El garaje de los padres, los vaqueros rotos, el chaval de 22 que deja la carrera y levanta un unicornio en tres años.
Queda genial en el tráiler.
Fuera de la pantalla la cosa se parece bastante menos. Los negocios que aguantan, los que facturan de verdad y siguen ahí a los diez años, muchas veces los montan personas de 40 y de 50. Gente que ya se había dado unas cuantas hostias antes de empezar.
Y no es casualidad.
Cuando llevas veinte años en un sector, sabes dónde está el dinero y dónde están las minas. Conoces a los clientes porque has comido con ellos, no porque los hayas leído en un informe de mercado. Sabes lo que cuesta de verdad que alguien saque la cartera. Y has visto de cerca cómo se hunde una empresa, y por qué. Eso, a veces, enseña más que cualquier caso de éxito de los que se cuentan en los pódcast.
El de 22 tiene energía y cero miedo. Vale mucho, no lo vamos a negar. Pero en la mayoría de casos le falta criterio. Saca un proyecto que suena redondo en un pitch y se cae con el primer cliente real, ese que no aplaude, que pregunta por el precio y se va sin comprar.
Los de 45 a lo mejor no deslumbran en un escenario.

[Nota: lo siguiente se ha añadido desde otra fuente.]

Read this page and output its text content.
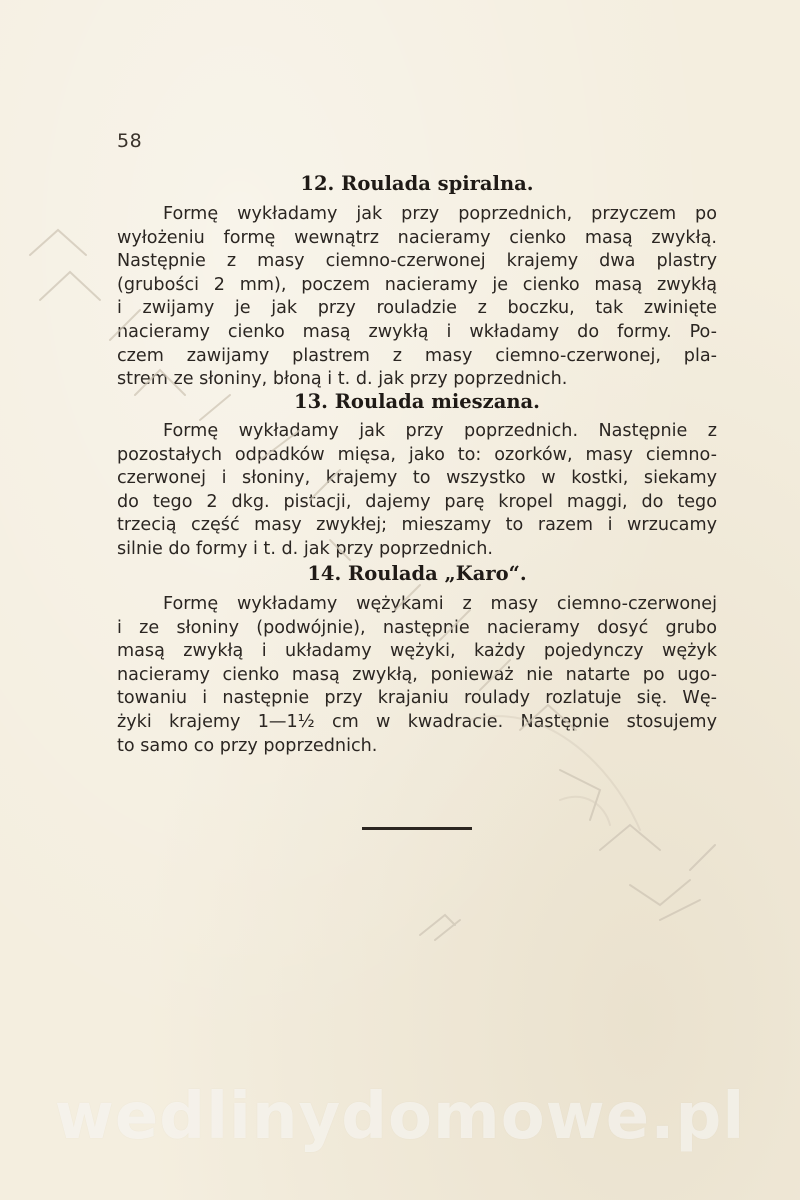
58
12. Roulada spiralna.
Formę wykładamy jak przy poprzednich, przyczem po
wyłożeniu formę wewnątrz nacieramy cienko masą zwykłą.
Następnie z masy ciemno-czerwonej krajemy dwa plastry
(grubości 2 mm), poczem nacieramy je cienko masą zwykłą
i zwijamy je jak przy rouladzie z boczku, tak zwinięte
nacieramy cienko masą zwykłą i wkładamy do formy. Po-
czem zawijamy plastrem z masy ciemno-czerwonej, pla-
strem ze słoniny, błoną i t. d. jak przy poprzednich.
13. Roulada mieszana.
Formę wykładamy jak przy poprzednich. Następnie z
pozostałych odpadków mięsa, jako to: ozorków, masy ciemno-
czerwonej i słoniny, krajemy to wszystko w kostki, siekamy
do tego 2 dkg. pistacji, dajemy parę kropel maggi, do tego
trzecią część masy zwykłej; mieszamy to razem i wrzucamy
silnie do formy i t. d. jak przy poprzednich.
14. Roulada „Karo“.
Formę wykładamy wężykami z masy ciemno-czerwonej
i ze słoniny (podwójnie), następnie nacieramy dosyć grubo
masą zwykłą i układamy wężyki, każdy pojedynczy wężyk
nacieramy cienko masą zwykłą, ponieważ nie natarte po ugo-
towaniu i następnie przy krajaniu roulady rozlatuje się. Wę-
żyki krajemy 1—1½ cm w kwadracie. Następnie stosujemy
to samo co przy poprzednich.
wedlinydomowe.pl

Pero cuando montaron aquello sabían perfectamente dónde se metían y a qué demonios se enfrentaban.
Ahora la otra cara, porque si todo fuera tan bonito no habría nada que contar.
Tener veinte años de oficio no es lo mismo que saber montar una empresa. Son dos cosas distintas. Puedes conocer tu sector al dedillo y quedarte en blanco en cuanto toca validar una idea, ponerle precio, construir un primer producto y salir a buscar al primer cliente que pague. Le pasa a mucha gente buena: han sido empleados o directivos toda la vida, muy buenos en lo suyo, pero nunca han arrancado nada desde cero. Y arrancar desde cero es un oficio aparte.
Ahí es donde se atasca la mayoría de proyectos que nacían con buena pinta. No por falta de conocimiento del mercado. Por falta de método para convertir ese conocimiento en un negocio que funcione.
Eso es exactamente lo que trabajamos en el Founders Program. Es un bootcamp de siete semanas, 100% en directo y en remoto, para gente con una idea en fase inicial y ganas de convertirla en algo real. Nada de teoría de consultor. Te metemos en un equipo de cuatro personas con un mentor asignado, y durante el programa pasas de la idea a un modelo validado: investigación de mercado, propuesta de valor, validación de hipótesis con clientes de verdad, modelo de negocio y salida al mercado. Termina con un Demo Day, donde presentas tu negocio ante un tribunal.
Y si has cumplido los 50, tienes descuento. Aquí la experiencia no es un problema. Es lo que te va a diferenciar.
La próxima edición arranca el 18 de septiembre. Plazas limitadas. Toda la info y reserva de plaza aquí.
Que la peli venda otra historia no cambia lo evidente. Los proyectos que nacen de la experiencia tienen más probabilidades de salir bien. Solo les falta un método para arrancar.